Waarom vergissen sommige mensen zich zo vaak tussen links en rechts?
De vraag
Voor de meerderheid van de mensen is het onderscheid een peulenschil, maar een flinke minderheid vergist zich geregeld. Sommige mensen moeten eerst kijken welke hand ‘een L maakt’, om te zien wat ook alweer links is.
Het advies
In een onderzoek gaf 9 procent van de mannen en 18 procent van de vrouwen aan dat ze links en rechts vaak of altijd door elkaar halen. Of mannen en vrouwen daarin echt zo van elkaar verschillen, is nog onderwerp van discussie. Kinderen leren het onderscheid tussen links en rechts pas verrassend laat: 7-jarigen weten al wat hun linker- en wat hun rechterarm is, maar van alle 11-jarigen kan nog steeds slechts de helft dat onderscheid goed maken bij andere mensen.

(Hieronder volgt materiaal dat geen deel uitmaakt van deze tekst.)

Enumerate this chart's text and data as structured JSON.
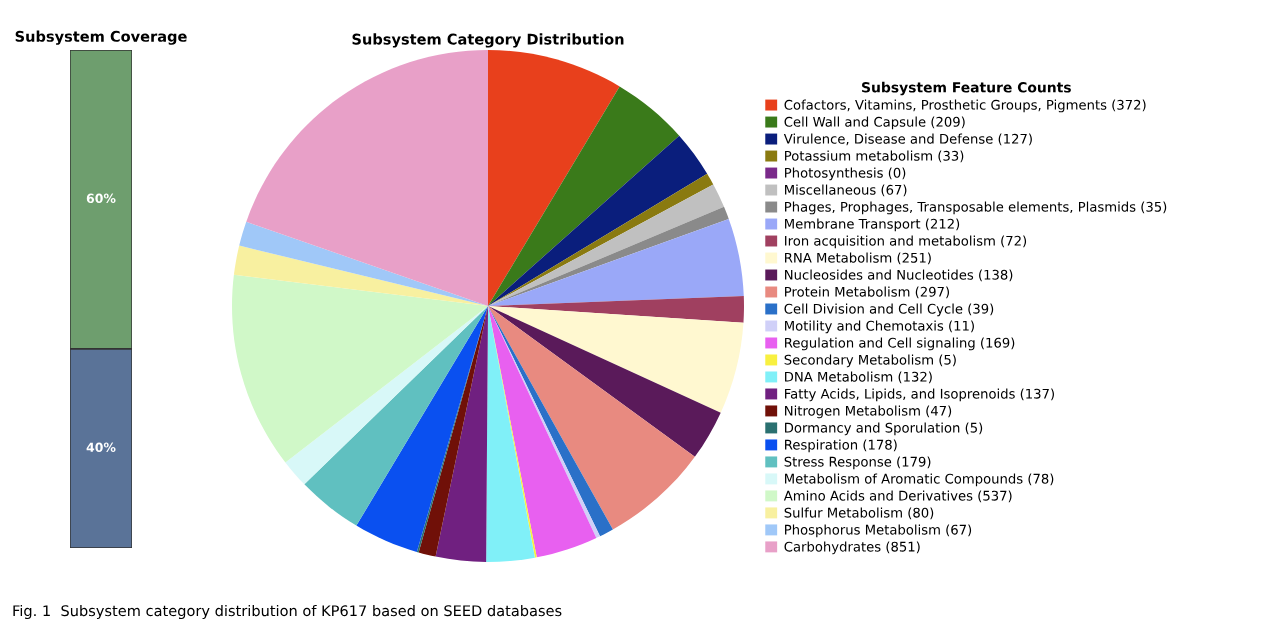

Recent onderzoek door Belgische neuropsychologen laat zien dat hoe asymmetrischer je zelf bent, hoe makkelijker het is om onderscheid te maken tussen links en rechts. Proefpersonen die sterk rechts- of linkshandig zijn, en mensen bij wie de ene kant van het lichaam gevoeliger is dan de andere, hebben minder problemen met links en rechts. Dat je een duidelijke voorkeurshand hebt, of dat de ene helft van je lichaam anders aanvoelt dan de andere, kan blijkbaar tijdens het leren van het onderscheid dienen als ezelsbruggetje: 'Rechts is de kant van mijn hand waarmee ik alles doe.'
Omgekeerd geldt precies hetzelfde: hoe symmetrischer je bent, hoe minder je op je eigen lichaam kunt afgaan om links en rechts uit elkaar te houden.